MrsMattie · 08/01/2009 14:28

Could you sell his PS2 and put the money towards a DS instead? Surely he doesn't need two games systems.

God, the pressure is bad , isn't it?

frumpygrumpy · 08/01/2009 14:29

I think if you use it as a weapon i.e. "if you don't behave, no DS time" then it becomes something to argue over and makes children want it more.

I find if I come and go easily with it, my DD1 is easy with it too. If she is out of line, she's out of line and gets told off for that, but I try not to use specific things as a weapon.

Does that make sense?

frumpygrumpy · 08/01/2009 14:31

Its like food. None of these things is 'bad', its just having them in moderation.

wii is fun
DS is fun

lets have fun! And lets talk and chat and play in the snow and go bowling.

Have I just become a 'love the world hippie' again

sinkingfast · 08/01/2009 14:31

But reading is a solo activity - they're not always bad! I do agree that endless use of a DS is not great (the children of some friends of ours play theirs so much, I don't think I've seen anything other than the tops of their heads since they got them ) but they're FUN!

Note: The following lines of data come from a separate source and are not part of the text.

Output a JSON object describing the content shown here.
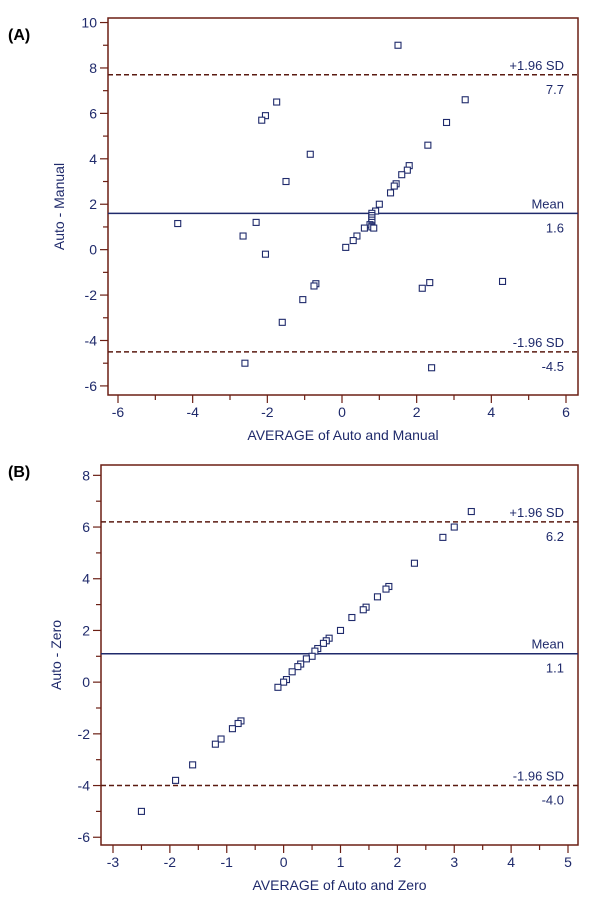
{
  "chart_data": [
    {
      "panel_label": "(A)",
      "type": "scatter",
      "xlabel": "AVERAGE of Auto and Manual",
      "ylabel": "Auto - Manual",
      "xlim": [
        -6,
        6
      ],
      "ylim": [
        -6.4,
        10.2
      ],
      "xticks": [
        -6,
        -4,
        -2,
        0,
        2,
        4,
        6
      ],
      "yticks": [
        -6,
        -4,
        -2,
        0,
        2,
        4,
        6,
        8,
        10
      ],
      "lines": {
        "upper": {
          "label": "+1.96 SD",
          "value": 7.7,
          "value_label": "7.7"
        },
        "mean": {
          "label": "Mean",
          "value": 1.6,
          "value_label": "1.6"
        },
        "lower": {
          "label": "-1.96 SD",
          "value": -4.5,
          "value_label": "-4.5"
        }
      },
      "points": [
        [
          1.5,
          9.0
        ],
        [
          3.3,
          6.6
        ],
        [
          2.8,
          5.6
        ],
        [
          2.3,
          4.6
        ],
        [
          1.8,
          3.7
        ],
        [
          1.75,
          3.5
        ],
        [
          1.6,
          3.3
        ],
        [
          1.45,
          2.9
        ],
        [
          1.4,
          2.8
        ],
        [
          1.3,
          2.5
        ],
        [
          1.0,
          2.0
        ],
        [
          0.9,
          1.7
        ],
        [
          0.8,
          1.6
        ],
        [
          0.8,
          1.5
        ],
        [
          0.8,
          1.4
        ],
        [
          0.8,
          1.3
        ],
        [
          0.8,
          1.2
        ],
        [
          0.75,
          1.1
        ],
        [
          0.8,
          1.05
        ],
        [
          0.8,
          1.0
        ],
        [
          0.85,
          0.95
        ],
        [
          0.6,
          0.95
        ],
        [
          0.4,
          0.6
        ],
        [
          0.3,
          0.4
        ],
        [
          0.1,
          0.1
        ],
        [
          -1.75,
          6.5
        ],
        [
          -2.05,
          5.9
        ],
        [
          -2.15,
          5.7
        ],
        [
          -0.85,
          4.2
        ],
        [
          -1.5,
          3.0
        ],
        [
          -2.65,
          0.6
        ],
        [
          -2.3,
          1.2
        ],
        [
          -4.4,
          1.15
        ],
        [
          -2.05,
          -0.2
        ],
        [
          -0.7,
          -1.5
        ],
        [
          -0.75,
          -1.6
        ],
        [
          -1.05,
          -2.2
        ],
        [
          -1.6,
          -3.2
        ],
        [
          -2.6,
          -5.0
        ],
        [
          2.15,
          -1.7
        ],
        [
          2.35,
          -1.45
        ],
        [
          4.3,
          -1.4
        ],
        [
          2.4,
          -5.2
        ]
      ]
    },
    {
      "panel_label": "(B)",
      "type": "scatter",
      "xlabel": "AVERAGE of Auto and Zero",
      "ylabel": "Auto - Zero",
      "xlim": [
        -3,
        5
      ],
      "ylim": [
        -6.3,
        8.4
      ],
      "xticks": [
        -3,
        -2,
        -1,
        0,
        1,
        2,
        3,
        4,
        5
      ],
      "yticks": [
        -6,
        -4,
        -2,
        0,
        2,
        4,
        6,
        8
      ],
      "lines": {
        "upper": {
          "label": "+1.96 SD",
          "value": 6.2,
          "value_label": "6.2"
        },
        "mean": {
          "label": "Mean",
          "value": 1.1,
          "value_label": "1.1"
        },
        "lower": {
          "label": "-1.96 SD",
          "value": -4.0,
          "value_label": "-4.0"
        }
      },
      "points": [
        [
          3.3,
          6.6
        ],
        [
          3.0,
          6.0
        ],
        [
          2.8,
          5.6
        ],
        [
          2.3,
          4.6
        ],
        [
          1.85,
          3.7
        ],
        [
          1.8,
          3.6
        ],
        [
          1.65,
          3.3
        ],
        [
          1.45,
          2.9
        ],
        [
          1.4,
          2.8
        ],
        [
          1.2,
          2.5
        ],
        [
          1.0,
          2.0
        ],
        [
          0.8,
          1.7
        ],
        [
          0.75,
          1.6
        ],
        [
          0.7,
          1.5
        ],
        [
          0.6,
          1.3
        ],
        [
          0.55,
          1.2
        ],
        [
          0.5,
          1.0
        ],
        [
          0.4,
          0.9
        ],
        [
          0.3,
          0.7
        ],
        [
          0.25,
          0.6
        ],
        [
          0.15,
          0.4
        ],
        [
          0.05,
          0.1
        ],
        [
          0.0,
          0.0
        ],
        [
          -0.1,
          -0.2
        ],
        [
          -0.75,
          -1.5
        ],
        [
          -0.8,
          -1.6
        ],
        [
          -0.9,
          -1.8
        ],
        [
          -1.1,
          -2.2
        ],
        [
          -1.2,
          -2.4
        ],
        [
          -1.6,
          -3.2
        ],
        [
          -1.9,
          -3.8
        ],
        [
          -2.5,
          -5.0
        ]
      ]
    }
  ]
}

frumpygrumpy · 08/01/2009 14:32

sinkingfast, clearly we are twins

sinkingfast · 08/01/2009 14:33
Grin
Tamarto · 08/01/2009 14:33

ohforfoxsake - love the name

They don't have to be a solo activity many of the games can be linked my two ds's play together fairly often usually on mario kart. DD desperatly wants one but at just approaching 5 i feel she's a bit young yet never mind the fact that having 4 in the house would be overkill IMO.

Santa did bring her a game though that she can use on her dads one which i felt was an ok comprimise.

purpleduck · 08/01/2009 14:35

How sad that a group of kids get together, and they will be gaming instead of interacting

That sort of thing is why mine won't have one for awhile. All their friends have them, but I want mine to be able to use their imagination.

That said, I will probably get them one when they are 10 or so - I just don't want them to get into the habit of it when they are too young.

MorocconOil · 08/01/2009 14:36

We are still resisting getting one. We have DSs who are 9 and 7 and they are desperate for one. DS1 has said that we don't want him to be a normal kid, because we won't get one.

My main reason for holding out is that I want them to discover a love of reading. DS's seem to be used in the same way as reading was when we were children. I know I will get shot down for this, but how can a DS be as good for a child as reading a wide range of written material? I find it depressing seeing young children glued to electronic toys. I just can't see how they can feed the imagination.

People have said you can limit the use, but I just would rather not have to have a constant battle about when they can and can't use a DS.